It was just a few years ago when a modest 1.5kW rooftop solar system – the equivalent of around six panels – was the norm for Australian households.
How that is changing. As today’s Graph of the Day – courtesy of Warwick Johnston’s Sunwiz Consulting – shows, barely 10 per cent of the rooftop solar systems installed in Australia now are of that size.
Already, the average size of a rooftop solar system around the country is 3kW – and many of the new systems are well above that. According to Johnston’s data, 5kW systems are now the most popular in the progressive “solar” states such as Queensland and South Australia – while 3kW remains the most popular in NSW and W.A. That is probably a reflection of the tariffs paid for exports to the grid.

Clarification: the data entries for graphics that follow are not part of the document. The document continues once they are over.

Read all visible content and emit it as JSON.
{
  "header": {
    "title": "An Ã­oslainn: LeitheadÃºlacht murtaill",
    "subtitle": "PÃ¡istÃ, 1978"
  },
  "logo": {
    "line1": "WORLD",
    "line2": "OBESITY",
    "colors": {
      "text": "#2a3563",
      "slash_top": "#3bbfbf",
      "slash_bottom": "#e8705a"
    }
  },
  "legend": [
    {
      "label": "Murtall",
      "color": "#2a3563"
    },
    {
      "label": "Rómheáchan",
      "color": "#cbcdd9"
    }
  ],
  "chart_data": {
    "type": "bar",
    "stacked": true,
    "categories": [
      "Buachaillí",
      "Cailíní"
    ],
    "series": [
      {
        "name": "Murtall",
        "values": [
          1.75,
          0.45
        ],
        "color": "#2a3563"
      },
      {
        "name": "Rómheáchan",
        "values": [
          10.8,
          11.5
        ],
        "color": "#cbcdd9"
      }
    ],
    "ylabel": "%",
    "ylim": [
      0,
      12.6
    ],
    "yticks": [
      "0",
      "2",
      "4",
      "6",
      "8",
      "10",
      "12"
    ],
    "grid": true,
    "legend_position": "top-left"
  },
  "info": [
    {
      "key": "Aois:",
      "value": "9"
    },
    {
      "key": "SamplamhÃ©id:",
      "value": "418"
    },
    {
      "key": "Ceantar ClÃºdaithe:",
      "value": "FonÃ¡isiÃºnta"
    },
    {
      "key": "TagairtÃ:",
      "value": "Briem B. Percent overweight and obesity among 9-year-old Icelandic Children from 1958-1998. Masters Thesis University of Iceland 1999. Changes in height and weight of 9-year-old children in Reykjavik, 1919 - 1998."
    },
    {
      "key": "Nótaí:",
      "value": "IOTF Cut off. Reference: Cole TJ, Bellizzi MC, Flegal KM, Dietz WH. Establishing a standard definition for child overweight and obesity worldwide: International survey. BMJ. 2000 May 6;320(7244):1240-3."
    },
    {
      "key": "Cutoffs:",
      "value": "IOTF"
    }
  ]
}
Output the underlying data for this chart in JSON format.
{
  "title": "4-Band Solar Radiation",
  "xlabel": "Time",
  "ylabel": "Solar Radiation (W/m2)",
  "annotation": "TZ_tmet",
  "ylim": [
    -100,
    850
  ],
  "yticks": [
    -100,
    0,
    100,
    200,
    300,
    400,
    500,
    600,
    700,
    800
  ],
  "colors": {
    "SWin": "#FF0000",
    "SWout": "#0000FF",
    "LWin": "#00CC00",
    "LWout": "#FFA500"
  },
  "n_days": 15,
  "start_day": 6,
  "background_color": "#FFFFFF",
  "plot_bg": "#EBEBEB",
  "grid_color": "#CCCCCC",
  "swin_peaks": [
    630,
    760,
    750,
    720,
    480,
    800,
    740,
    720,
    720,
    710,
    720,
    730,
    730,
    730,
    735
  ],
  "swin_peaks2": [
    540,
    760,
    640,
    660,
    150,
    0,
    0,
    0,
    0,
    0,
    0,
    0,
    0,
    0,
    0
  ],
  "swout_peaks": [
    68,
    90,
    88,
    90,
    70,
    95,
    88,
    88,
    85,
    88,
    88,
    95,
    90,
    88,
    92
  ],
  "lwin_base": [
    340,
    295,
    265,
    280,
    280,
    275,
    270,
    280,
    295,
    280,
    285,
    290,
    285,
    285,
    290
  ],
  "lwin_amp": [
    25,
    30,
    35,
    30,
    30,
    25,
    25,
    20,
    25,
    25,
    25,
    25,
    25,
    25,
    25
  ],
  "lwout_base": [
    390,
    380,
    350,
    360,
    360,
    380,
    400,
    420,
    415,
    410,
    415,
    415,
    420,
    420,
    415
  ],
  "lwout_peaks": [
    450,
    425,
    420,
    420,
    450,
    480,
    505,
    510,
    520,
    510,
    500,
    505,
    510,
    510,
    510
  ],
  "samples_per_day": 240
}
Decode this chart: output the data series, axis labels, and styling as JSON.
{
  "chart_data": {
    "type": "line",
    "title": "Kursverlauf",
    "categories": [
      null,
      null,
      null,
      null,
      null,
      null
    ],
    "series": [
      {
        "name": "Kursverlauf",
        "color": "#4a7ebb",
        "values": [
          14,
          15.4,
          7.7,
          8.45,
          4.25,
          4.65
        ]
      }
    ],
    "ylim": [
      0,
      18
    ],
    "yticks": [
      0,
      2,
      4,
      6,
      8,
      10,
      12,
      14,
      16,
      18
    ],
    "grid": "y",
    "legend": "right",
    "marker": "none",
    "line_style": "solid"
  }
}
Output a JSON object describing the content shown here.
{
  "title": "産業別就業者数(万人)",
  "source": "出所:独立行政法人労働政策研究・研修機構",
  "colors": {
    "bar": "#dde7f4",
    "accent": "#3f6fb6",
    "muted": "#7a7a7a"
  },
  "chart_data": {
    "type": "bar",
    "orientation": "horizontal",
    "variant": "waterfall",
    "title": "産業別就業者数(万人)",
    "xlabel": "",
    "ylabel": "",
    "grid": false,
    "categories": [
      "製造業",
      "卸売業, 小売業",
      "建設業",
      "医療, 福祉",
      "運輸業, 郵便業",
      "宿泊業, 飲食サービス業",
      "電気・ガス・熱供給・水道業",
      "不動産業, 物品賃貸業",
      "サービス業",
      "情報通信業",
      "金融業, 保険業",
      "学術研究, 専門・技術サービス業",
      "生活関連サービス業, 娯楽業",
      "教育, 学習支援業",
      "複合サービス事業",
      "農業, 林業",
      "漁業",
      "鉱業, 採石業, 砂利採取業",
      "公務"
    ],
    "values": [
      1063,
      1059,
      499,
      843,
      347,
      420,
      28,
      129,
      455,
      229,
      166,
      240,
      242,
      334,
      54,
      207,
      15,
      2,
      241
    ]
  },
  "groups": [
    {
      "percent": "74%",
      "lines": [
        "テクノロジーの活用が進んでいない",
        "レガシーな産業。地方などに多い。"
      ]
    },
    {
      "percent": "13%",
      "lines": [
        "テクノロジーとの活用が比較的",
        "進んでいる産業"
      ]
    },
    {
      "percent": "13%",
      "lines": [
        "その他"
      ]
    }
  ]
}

Of course, Australia still has some way to go to catch up with the US – where according to SunPower, which specializes in solar leasing products, the average size of rooftop solar systems has gone to 8.3kW.
That’s got something to do with the size of the roofs, and also the tariff measures. Most places in the US get a 1:1 tariff, so the incentive is there to put on a larger system.
“That’s a really big system,” Sunpower’s products chief Jack Peurach conceded during an analysts briefing earlier this month. “You are putting as much PV on your roof as you can, but you are putting it there because you want to generate as much electricity as you can. And you do that because it’s cheaper.”